Friday, December 5, 2008

Preventing Coronal Leakage in A Pediatric Patient After Endodontic Treatment


This 10 year old patient had a carious pulp exposure on tooth #19. The tooth was diagnosed with a reversible pulpitis and normal periapex. Upon excavation, a carious pulpal exposure occurred. With root developement completed and a cooperative patient, endodontic treatment was completed.
In a case like this, knowing that she will not have a permanent crown for about 8 more years, I become concerned about preventing coronal leakage. In an effort to create another barrier to prevent coronal leakage, I use MTA to seal the canal orifaces.

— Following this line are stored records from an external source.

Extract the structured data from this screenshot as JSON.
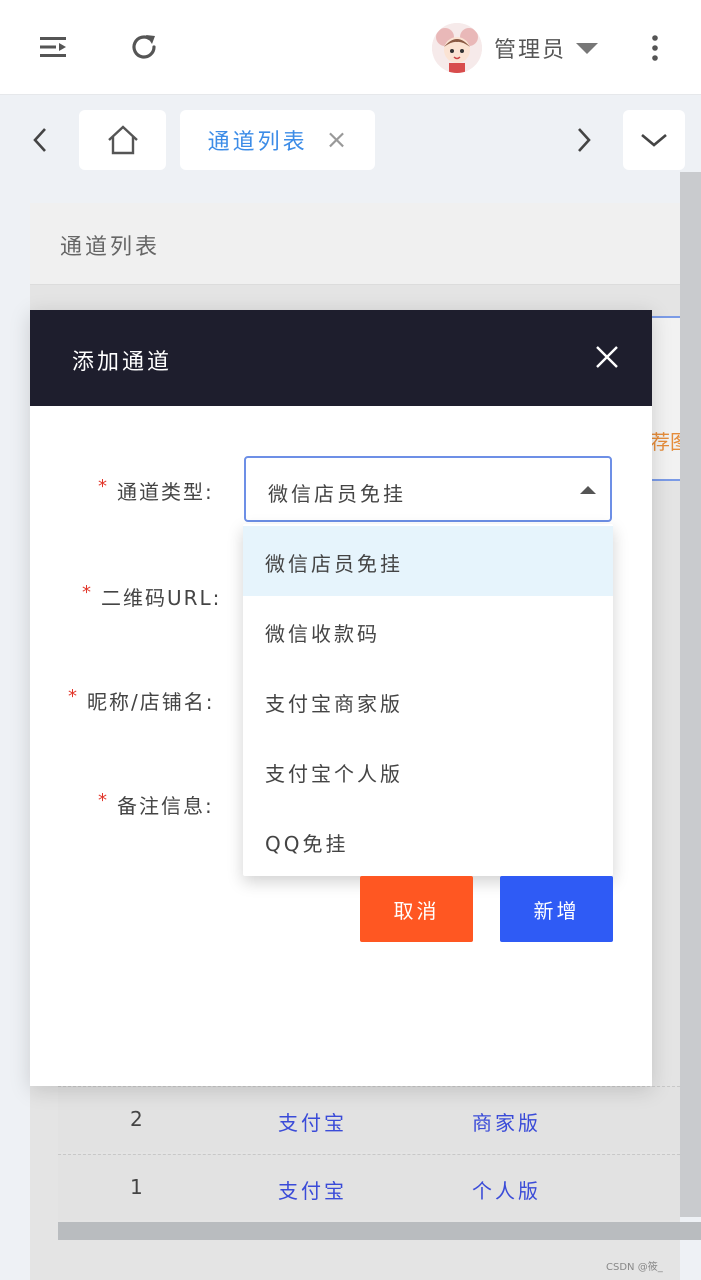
{
  "header": {
    "user_name": "管理员"
  },
  "tabs": {
    "current_label": "通道列表"
  },
  "page": {
    "title": "通道列表",
    "bg_strip_text": "荐图"
  },
  "table": {
    "rows": [
      {
        "id": "2",
        "type": "支付宝",
        "version": "商家版"
      },
      {
        "id": "1",
        "type": "支付宝",
        "version": "个人版"
      }
    ]
  },
  "modal": {
    "title": "添加通道",
    "fields": {
      "channel_type_label": "通道类型:",
      "qrcode_label": "二维码URL:",
      "nickname_label": "昵称/店铺名:",
      "remark_label": "备注信息:"
    },
    "required_mark": "*",
    "select_value": "微信店员免挂",
    "options": [
      "微信店员免挂",
      "微信收款码",
      "支付宝商家版",
      "支付宝个人版",
      "QQ免挂"
    ],
    "cancel_label": "取消",
    "add_label": "新增"
  },
  "watermark": "CSDN @筱_",
  "colors": {
    "header_dark": "#1e1e2d",
    "cancel": "#ff5722",
    "primary": "#2f5bf5",
    "tab_text": "#3c8ce7",
    "required": "#e2362a"
  }
}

MTA (Mineral Trioxide Aggregate) is placed into the canal oriface. The MTA will provide a better coronal seal than a bonded restoration alone. The gray color of the MTA makes it easy to remove if the GP ever needs to place a post. Patient's parents are informed of the risk of coronal leakage during the adolescent years and proper preventive care is encouraged to protect the investment made in the tooth.

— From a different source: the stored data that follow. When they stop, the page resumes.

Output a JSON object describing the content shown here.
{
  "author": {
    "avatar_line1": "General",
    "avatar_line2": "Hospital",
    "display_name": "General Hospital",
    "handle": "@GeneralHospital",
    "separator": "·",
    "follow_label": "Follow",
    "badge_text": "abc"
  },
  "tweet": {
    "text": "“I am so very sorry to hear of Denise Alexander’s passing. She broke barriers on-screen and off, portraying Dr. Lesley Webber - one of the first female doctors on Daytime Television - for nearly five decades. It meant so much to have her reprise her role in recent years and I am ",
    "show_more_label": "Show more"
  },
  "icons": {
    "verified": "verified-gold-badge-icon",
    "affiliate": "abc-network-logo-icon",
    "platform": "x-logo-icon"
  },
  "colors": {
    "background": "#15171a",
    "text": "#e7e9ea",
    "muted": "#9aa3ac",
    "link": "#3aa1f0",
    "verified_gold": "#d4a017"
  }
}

Patient is referred back to general dentist for comprehensive care. This may include a provisional type crown which will be monitored closely over time.

4 comments:

dan r. said...

I'm just curious: Does MTA really provide a better coronal seal than a bonded restoration? Whats the reason for that suggestion?

Best regards from Switzerland

Robert Salehrabi,DDS said...

If the diagnosis was reversible pulpitis with a carious exposure, you could have tried placing MTA on the pulp exposure. This would have prevented the need for endodontic therapy in such a young patient.Upon setting of the MTA tooth could be restored with a bonded composite.

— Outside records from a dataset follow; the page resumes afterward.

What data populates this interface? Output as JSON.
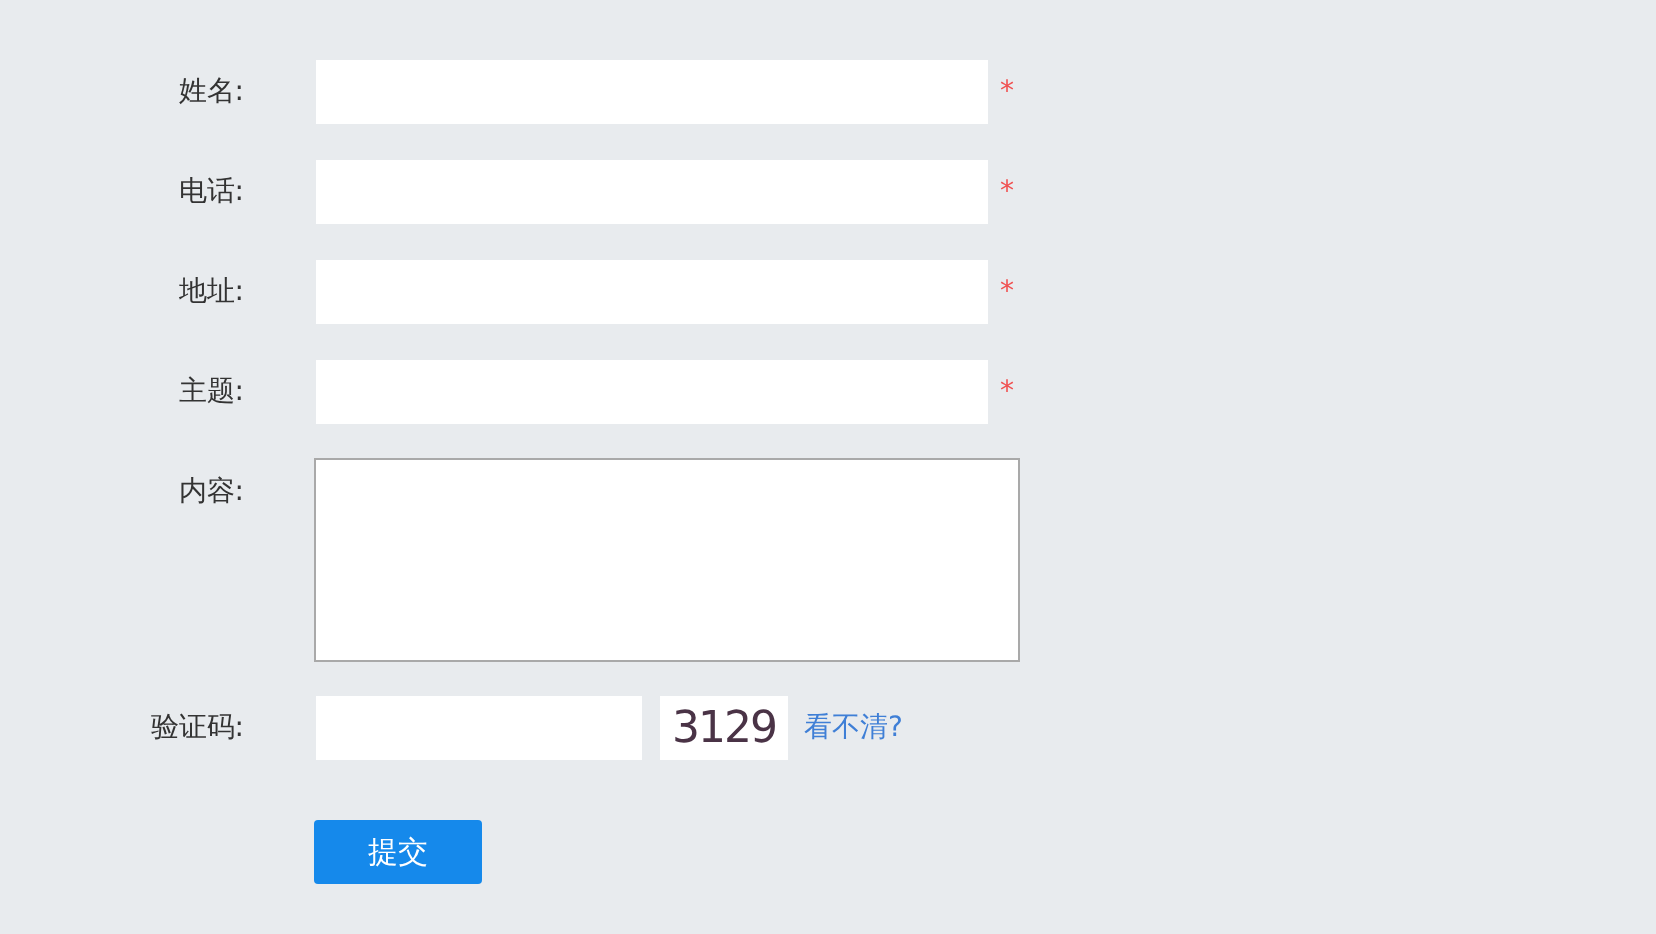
{
  "fields": [
    {
      "kind": "text",
      "label": "姓名:",
      "required_mark": "*"
    },
    {
      "kind": "text",
      "label": "电话:",
      "required_mark": "*"
    },
    {
      "kind": "text",
      "label": "地址:",
      "required_mark": "*"
    },
    {
      "kind": "text",
      "label": "主题:",
      "required_mark": "*"
    },
    {
      "kind": "textarea",
      "label": "内容:"
    },
    {
      "kind": "captcha",
      "label": "验证码:",
      "code": "3129",
      "refresh_link": "看不清?"
    }
  ],
  "submit": "提交"
}
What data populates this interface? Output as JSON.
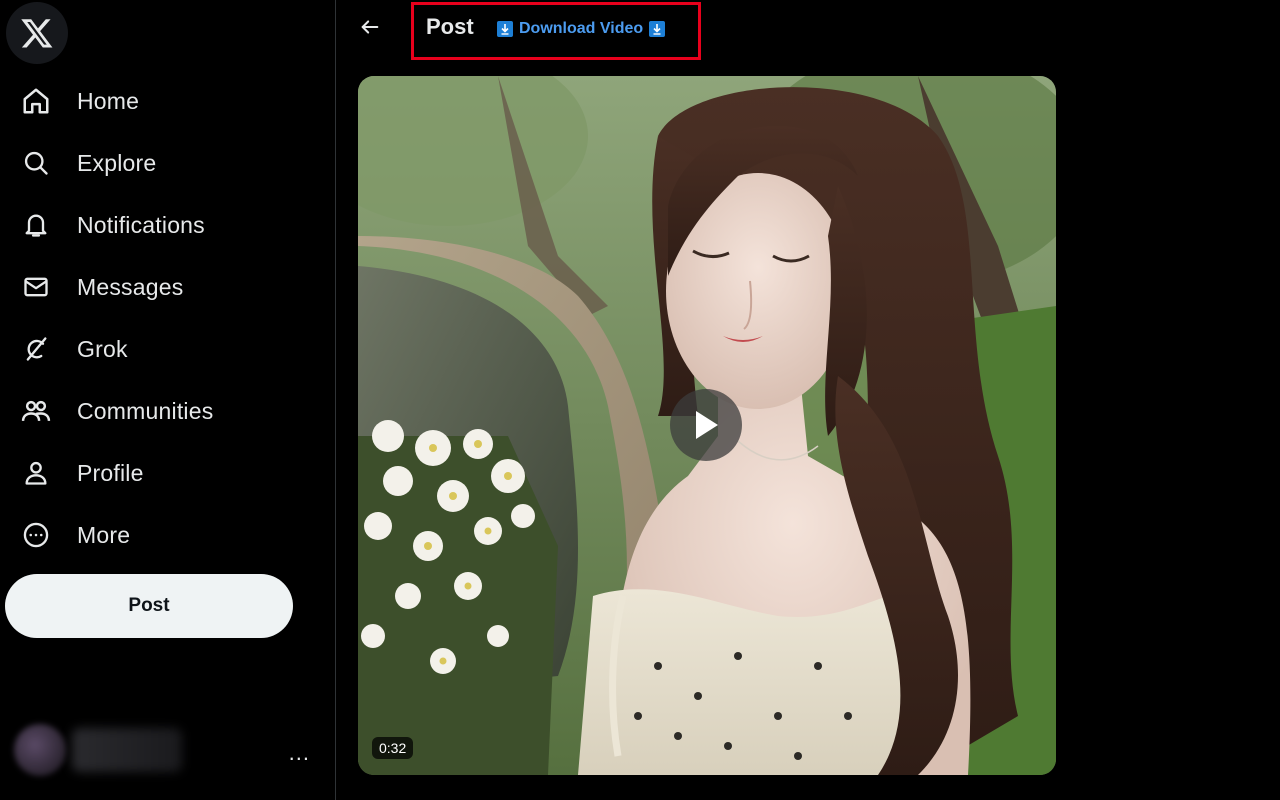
{
  "sidebar": {
    "nav": [
      {
        "label": "Home",
        "icon": "home-icon"
      },
      {
        "label": "Explore",
        "icon": "search-icon"
      },
      {
        "label": "Notifications",
        "icon": "bell-icon"
      },
      {
        "label": "Messages",
        "icon": "envelope-icon"
      },
      {
        "label": "Grok",
        "icon": "grok-icon"
      },
      {
        "label": "Communities",
        "icon": "people-icon"
      },
      {
        "label": "Profile",
        "icon": "person-icon"
      },
      {
        "label": "More",
        "icon": "more-circle-icon"
      }
    ],
    "post_button": "Post",
    "account_more": "..."
  },
  "header": {
    "title": "Post",
    "download_label": "Download Video",
    "highlight_color": "#e8001c",
    "link_color": "#4c9cf0"
  },
  "media": {
    "duration": "0:32"
  },
  "colors": {
    "background": "#000000",
    "text": "#e7e9ea",
    "border": "#2f3336",
    "post_button_bg": "#eff3f4"
  }
}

This is a great article regarding this topic:
Direct pulp capping with mineral trioxide aggregate: an observational study.

Bogen G, Kim JS, Bakland LK.

J Am Dent Assoc. 2008 March



all the best,
robert salehrabi,DDS

Jason J. Hales D.D.S., M.S. said...

That is an excellent point. That exact point was one that was discussed prior to treatment. I typically explain to parents that the final decision will be made at the time of excavation.

At the time of treatment, the clinical judgement was made to complete treatment for the following reasons...apices were completely formed, the patient was completely cooperative, and the decay was extensive, pulp hyperemic.

Your point is well taken. Thank you for your comment.

Anonymous said...

I agree w robert - should have pulp capped the exposure w MTA!!!!!!!!